INFOGRAFIS: Catatan Penting Presiden Prabowo di Sidang Paripurna DPR 2026
astakom.com, Jakarta - Bertepatan dengan Hari Kebangkitan Nasional pada 20 Mei 2026 lalu, Presiden Prabowo Subianto menyampaikan langsung pidato mengenai Kerangka Ekonomi Makro dan Pokok-Pokok Kebijakan Fiskal (KEM-PPKF) dalam Sidang Paripurna DPR yang bertepatan dengan Hari Kebangkitan Nasional, 20 Mei 2026. Kehadiran langsung Presiden dalam pemaparan arah ekonomi negara dinilai memecah tradisi tahun-tahun sebelumnya yang biasanya diwakili Menteri Keuangan.
Pemerintah menargetkan pertumbuhan ekonomi Indonesia pada 2027 berada di kisaran 5,8 hingga 6,5 persen, dengan target lebih optimistis mencapai 8 persen pada 2029. Selain itu, asumsi dasar ekonomi makro lainnya mencakup nilai tukar rupiah di kisaran Rp16.800 hingga Rp17.500 per dolar AS, inflasi yang dijaga pada rentang 1,5 hingga 3,5 persen, serta harga minyak mentah Indonesia (ICP) diperkirakan berada di level US$70 hingga US$95 per barel. Pemerintah juga menargetkan lifting minyak mentah mencapai 602 ribu hingga 615 ribu barel per hari. Dalam kesempatan tersebut, Presiden Prabowo menegaskan bahwa APBN merupakan alat perjuangan bangsa untuk melindungi rakyat, memperkokoh fondasi ekonomi nasional, dan memastikan seluruh warga negara dapat hidup lebih sejahtera.(aRsp)
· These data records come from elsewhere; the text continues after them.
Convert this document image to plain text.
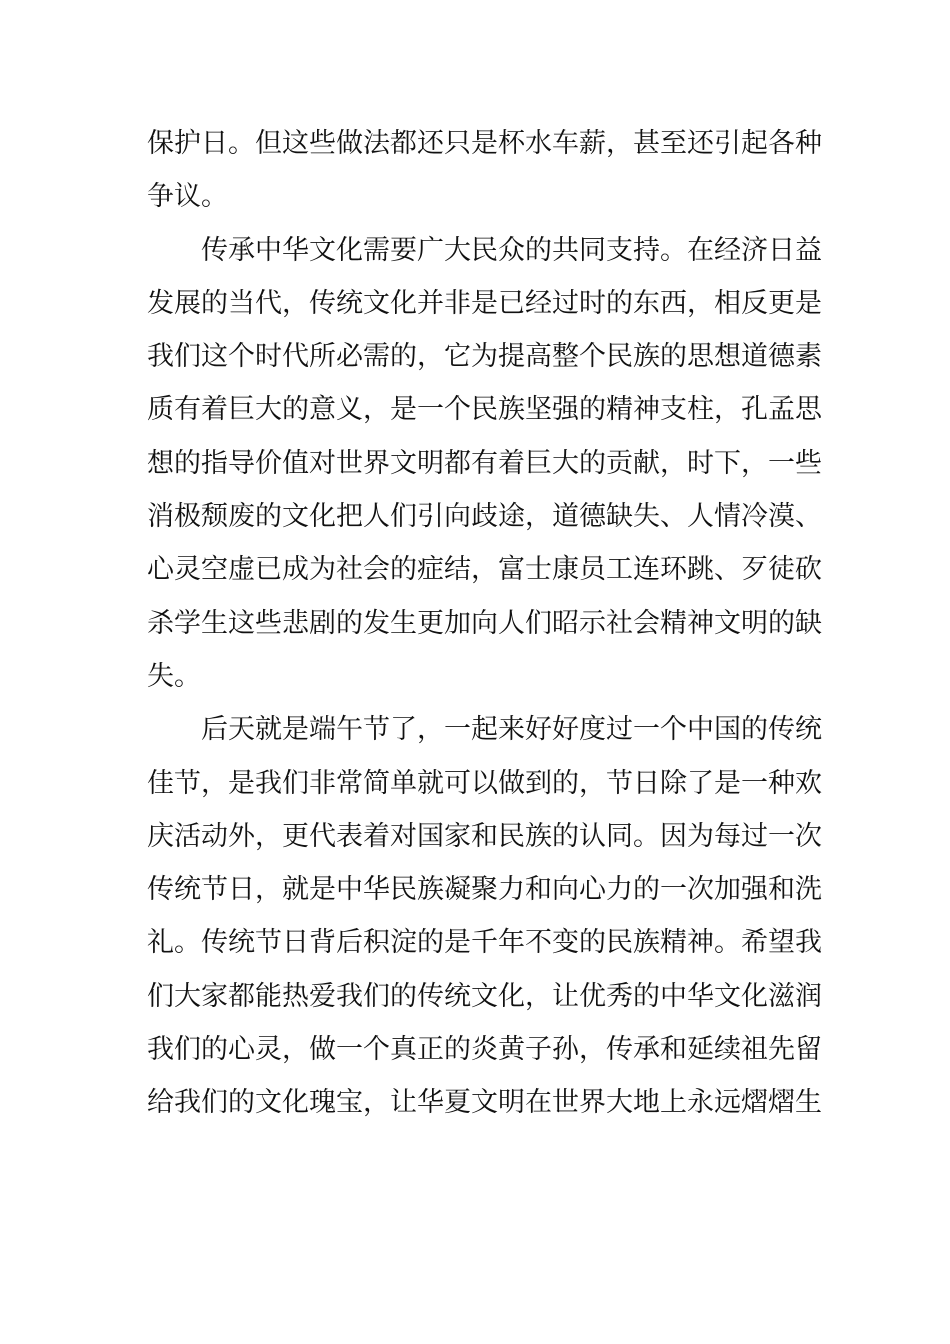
保护日。但这些做法都还只是杯水车薪，甚至还引起各种
争议。
传承中华文化需要广大民众的共同支持。在经济日益
发展的当代，传统文化并非是已经过时的东西，相反更是
我们这个时代所必需的，它为提高整个民族的思想道德素
质有着巨大的意义，是一个民族坚强的精神支柱，孔孟思
想的指导价值对世界文明都有着巨大的贡献，时下，一些
消极颓废的文化把人们引向歧途，道德缺失、人情冷漠、
心灵空虚已成为社会的症结，富士康员工连环跳、歹徒砍
杀学生这些悲剧的发生更加向人们昭示社会精神文明的缺
失。
后天就是端午节了，一起来好好度过一个中国的传统
佳节，是我们非常简单就可以做到的，节日除了是一种欢
庆活动外，更代表着对国家和民族的认同。因为每过一次
传统节日，就是中华民族凝聚力和向心力的一次加强和洗
礼。传统节日背后积淀的是千年不变的民族精神。希望我
们大家都能热爱我们的传统文化，让优秀的中华文化滋润
我们的心灵，做一个真正的炎黄子孙，传承和延续祖先留
给我们的文化瑰宝，让华夏文明在世界大地上永远熠熠生
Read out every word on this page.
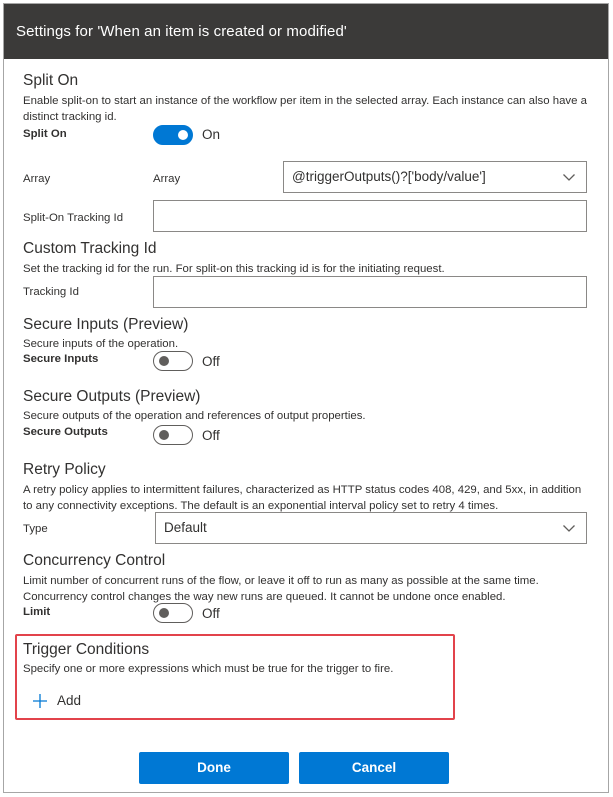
Settings for 'When an item is created or modified'
Split On
Enable split-on to start an instance of the workflow per item in the selected array. Each instance can also have a distinct tracking id.
Split On	On
Array	Array	@triggerOutputs()?['body/value']
Split-On Tracking Id
Custom Tracking Id
Set the tracking id for the run. For split-on this tracking id is for the initiating request.
Tracking Id
Secure Inputs (Preview)
Secure inputs of the operation.
Secure Inputs	Off
Secure Outputs (Preview)
Secure outputs of the operation and references of output properties.
Secure Outputs	Off
Retry Policy
A retry policy applies to intermittent failures, characterized as HTTP status codes 408, 429, and 5xx, in addition to any connectivity exceptions. The default is an exponential interval policy set to retry 4 times.
Type	Default
Concurrency Control
Limit number of concurrent runs of the flow, or leave it off to run as many as possible at the same time. Concurrency control changes the way new runs are queued. It cannot be undone once enabled.
Limit	Off
Trigger Conditions
Specify one or more expressions which must be true for the trigger to fire.
Add
Done	Cancel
Gen Z TakeawayBuat Gen Z, pidato Prabowo Subianto ini intinya kasih sinyal kalau Indonesia lagi nyiapin “level up” ekonomi besar-besaran. Artinya, peluang kerja, bisnis kreatif, startup, UMKM, sampai industri digital bakal makin kebuka lebar buat anak muda. Jadi bukan cuma nunggu kesempatan datang, tapi juga waktunya upgrade skill, berani bikin karya, dan ikut ambil peran di masa depan Indonesia. Karena kalau ekonomi tumbuh kencang, yang paling bisa ngebut bareng perubahan ya generasi muda itu sendiri.